Иван Гончаров. Его жизнь и литературная деятельность
Шрифт:
«Гончаров, – писал Белинский, – поэт, художник и больше ничего… у него нет ни любви, ни вражды к создаваемым им лицам, они его не веселят, не сердят, он не дает никаких нравственных уроков ни им, ни читателю; он как будто думает: кто в беде – тот и в обиде, а мое дело – сторона…» И далее: «Из всех нынешних писателей Гончаров один приближается к идеалу чистого искусства, тогда как все другие отошли от него на неизмеримое пространство и тем самым успевают».
В этих словах слышится некоторое недовольство, и – зная жизнь Белинского – совершенно понятное. Как раз в это время, т. е. во вторую половину 40-х годов, он переживал последний фазис своего развития, все больше и больше удаляясь от эстетической критики и переходя к критике утилитарной, т. е. как бы прокладывая дорогу 60-м годам, Добролюбову и Писареву. Появись «Обыкновенная история» в начале 40-х годов, восторг Белинского
Приведенные ниже отрывки из воспоминаний Гончарова обрисуют нам без всяких комментариев его отношение к Белинскому и личность последнего в рассматриваемый период.
«На мой взгляд, – пишет Гончаров, – это была одна из тех горячих и восприимчивых натур, которые привыкли приписывать обыкновенно искренним и самобытным художникам. Такие натуры встречаются нередко, – я их наблюдал везде, где они попадались: и в своих товарищах по перу, и гораздо раньше, начиная со школы, наблюдал и в самом себе – и во множестве экземпляров – и во всех находил неизбежные родовые сходственные черты, часто рядом с поразительными несходствами, составлявшими особенности видов или индивидуумов. Все эти наблюдения привели меня к фигуре Райского в романе „Обрыв“, этой жертве темперамента и богатой, но не направленной ни на какую цель фантазии. Последняя была в нем праздною, бесполезною силой и, без строгой его подготовки к какому бы то ни было делу, разрешалась у него только в бесплодных порывах к деятельности и уродовала самую его жизнь. Но другие, богато одаренные натуры, став твердой ногой на почве своего призвания, подчиняют фантазию сознательной силе ума и создают целую северу производительной деятельности. Так было и с Белинским…

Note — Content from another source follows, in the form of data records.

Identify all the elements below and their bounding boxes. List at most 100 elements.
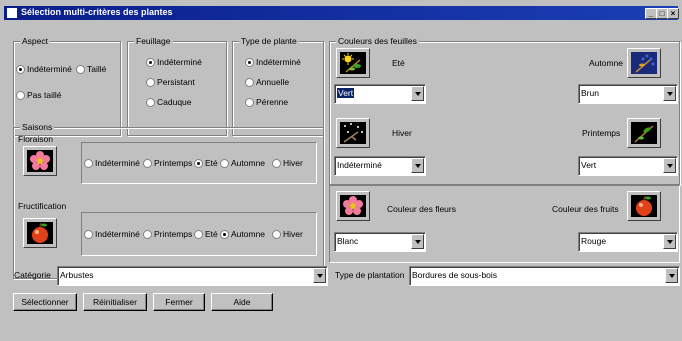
chevron-down-icon[interactable] [663, 158, 676, 173]
automne-color-select[interactable]: Brun [578, 84, 678, 104]
type-perenne-radio[interactable]: Pérenne [245, 97, 288, 107]
type-plante-legend: Type de plante [239, 36, 299, 46]
fruits-image-button[interactable] [627, 191, 661, 221]
floraison-ete-radio[interactable]: Eté [194, 158, 218, 168]
aspect-pas-taille-radio[interactable]: Pas taillé [16, 90, 62, 100]
feuillage-legend: Feuillage [134, 36, 173, 46]
aide-button[interactable]: Aide [211, 293, 273, 311]
radio-dot [146, 77, 155, 87]
fruits-label: Couleur des fruits [552, 204, 619, 214]
printemps-label: Printemps [582, 128, 621, 138]
fleurs-fruits-panel: Couleur des fleurs Blanc Couleur des fru… [329, 185, 680, 263]
printemps-color-select[interactable]: Vert [578, 156, 678, 176]
radio-dot [194, 158, 203, 168]
radio-dot [84, 158, 93, 168]
apple-icon [27, 222, 53, 244]
categorie-select[interactable]: Arbustes [57, 266, 328, 286]
fructification-printemps-radio[interactable]: Printemps [143, 229, 192, 239]
fructification-indetermine-radio[interactable]: Indéterminé [84, 229, 140, 239]
close-button[interactable]: × [667, 8, 679, 19]
select-button[interactable]: Sélectionner [13, 293, 77, 311]
radio-dot [84, 229, 93, 239]
reset-button[interactable]: Réinitialiser [83, 293, 147, 311]
apple-icon [631, 195, 657, 217]
radio-dot [272, 229, 281, 239]
radio-dot [16, 64, 25, 74]
feuillage-group: Feuillage Indéterminé Persistant Caduque [127, 36, 227, 136]
window-title: Sélection multi-critères des plantes [21, 7, 173, 17]
hiver-color-select[interactable]: Indéterminé [334, 156, 426, 176]
flower-icon [340, 195, 366, 217]
radio-dot [146, 97, 155, 107]
automne-image-button[interactable] [627, 48, 661, 78]
chevron-down-icon[interactable] [411, 86, 424, 101]
printemps-image-button[interactable] [627, 118, 661, 148]
ete-image-button[interactable] [336, 48, 370, 78]
sun-leaf-icon [340, 52, 366, 74]
radio-dot [146, 57, 155, 67]
type-plantation-select[interactable]: Bordures de sous-bois [409, 266, 680, 286]
fleurs-color-select[interactable]: Blanc [334, 232, 426, 252]
chevron-down-icon[interactable] [411, 158, 424, 173]
type-indetermine-radio[interactable]: Indéterminé [245, 57, 301, 67]
hiver-label: Hiver [392, 128, 412, 138]
chevron-down-icon[interactable] [663, 86, 676, 101]
fermer-button[interactable]: Fermer [153, 293, 205, 311]
dialog-body: Aspect Indéterminé Taillé Pas taillé Feu… [4, 20, 680, 341]
chevron-down-icon[interactable] [411, 234, 424, 249]
radio-dot [245, 97, 254, 107]
aspect-legend: Aspect [20, 36, 50, 46]
radio-dot [16, 90, 25, 100]
floraison-image-button[interactable] [23, 146, 57, 176]
floraison-hiver-radio[interactable]: Hiver [272, 158, 303, 168]
categorie-label: Catégorie [14, 270, 51, 280]
fleurs-color-value: Blanc [337, 236, 359, 246]
fleurs-label: Couleur des fleurs [387, 204, 456, 214]
feuillage-caduque-radio[interactable]: Caduque [146, 97, 192, 107]
snow-branch-icon [340, 122, 366, 144]
ete-color-select[interactable]: Vert [334, 84, 426, 104]
spring-leaf-icon [631, 122, 657, 144]
fructification-ete-radio[interactable]: Eté [194, 229, 218, 239]
type-annuelle-radio[interactable]: Annuelle [245, 77, 289, 87]
automne-color-value: Brun [581, 88, 599, 98]
radio-dot [143, 158, 152, 168]
floraison-label: Floraison [18, 134, 53, 144]
fleurs-image-button[interactable] [336, 191, 370, 221]
chevron-down-icon[interactable] [665, 268, 678, 283]
chevron-down-icon[interactable] [313, 268, 326, 283]
type-plante-group: Type de plante Indéterminé Annuelle Pére… [232, 36, 324, 136]
app-icon[interactable] [7, 8, 17, 18]
floraison-printemps-radio[interactable]: Printemps [143, 158, 192, 168]
radio-dot [220, 158, 229, 168]
floraison-automne-radio[interactable]: Automne [220, 158, 265, 168]
radio-dot [194, 229, 203, 239]
fruits-color-select[interactable]: Rouge [578, 232, 678, 252]
fruits-color-value: Rouge [581, 236, 607, 246]
flower-icon [27, 150, 53, 172]
aspect-indetermine-radio[interactable]: Indéterminé [16, 64, 72, 74]
fructification-automne-radio[interactable]: Automne [220, 229, 265, 239]
ete-label: Eté [392, 58, 405, 68]
title-bar[interactable]: Sélection multi-critères des plantes _ □… [4, 6, 679, 20]
automne-label: Automne [589, 58, 624, 68]
fructification-image-button[interactable] [23, 218, 57, 248]
fructification-hiver-radio[interactable]: Hiver [272, 229, 303, 239]
feuillage-indetermine-radio[interactable]: Indéterminé [146, 57, 202, 67]
radio-dot [220, 229, 229, 239]
radio-dot [272, 158, 281, 168]
aspect-taille-radio[interactable]: Taillé [76, 64, 106, 74]
type-plantation-value: Bordures de sous-bois [412, 270, 498, 280]
fructification-label: Fructification [18, 201, 67, 211]
floraison-indetermine-radio[interactable]: Indéterminé [84, 158, 140, 168]
floraison-options-panel: Indéterminé Printemps Eté Automne Hiver [81, 142, 317, 184]
radio-dot [245, 57, 254, 67]
saisons-legend: Saisons [20, 122, 55, 132]
feuillage-persistant-radio[interactable]: Persistant [146, 77, 195, 87]
chevron-down-icon[interactable] [663, 234, 676, 249]
saisons-group: Saisons Floraison Indéterminé Printemps … [13, 122, 324, 279]
hiver-color-value: Indéterminé [337, 160, 382, 170]
hiver-image-button[interactable] [336, 118, 370, 148]
couleurs-legend: Couleurs des feuilles [336, 36, 419, 46]
radio-dot [245, 77, 254, 87]
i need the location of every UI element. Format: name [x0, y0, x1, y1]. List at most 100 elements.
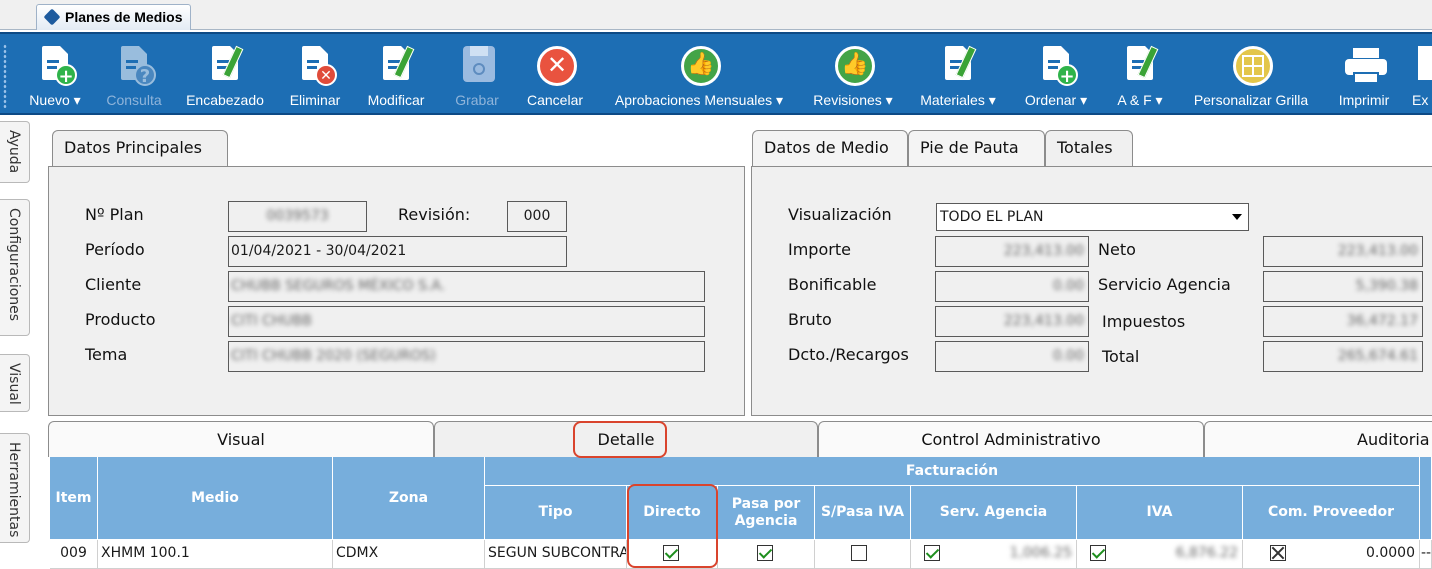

И Белинский в сфере своей деятельности также творил по-своему, т. е. угадывал смысл явления, чуял в нем правду или ложь, определял характер его, и, если явление представляло пищу увлечению, он доверчиво увлекался сам и увлекал других. Пережив впечатление в самом себе, истратив на него потоки более или менее горячих печатных или изустных импровизаций, он потом оставался ему верен уже в той доле правды, не какую он видел в пылу увлечения, а какая действительно была в нем, и относился к нему умереннее. Наконец, у него были постоянные увлечения или влечения, плоды не одной только фантазии или напряженной работы непрерывного духовного развития; они составляли основу его честной и прямой натуры: это влечения к идеалам свободы, правды, добра, человечности, причем он нередко ссылался на Евангелие, – и не помню где, – даже печатно. Этим идеалам он не изменял, конечно, никогда, и на всякого сколько-нибудь близкого ему человека смотрел не иначе как на своего единомышленника, иногда не давая себе труда всмотреться, действительно ли это было так. Никаких уклонений от этих путеводных своих начал он ни в ком не допускал и не простил бы никому иного исповедания в нравственных, политических или социальных взглядах, кроме тех, какие принимал и проповедовал сам, разумеется, в теории, ибо на практике это было неприменимо в то время нигде, кроме робкого проговариванья или намеков в статьях, да толков в тесном кругу друзей.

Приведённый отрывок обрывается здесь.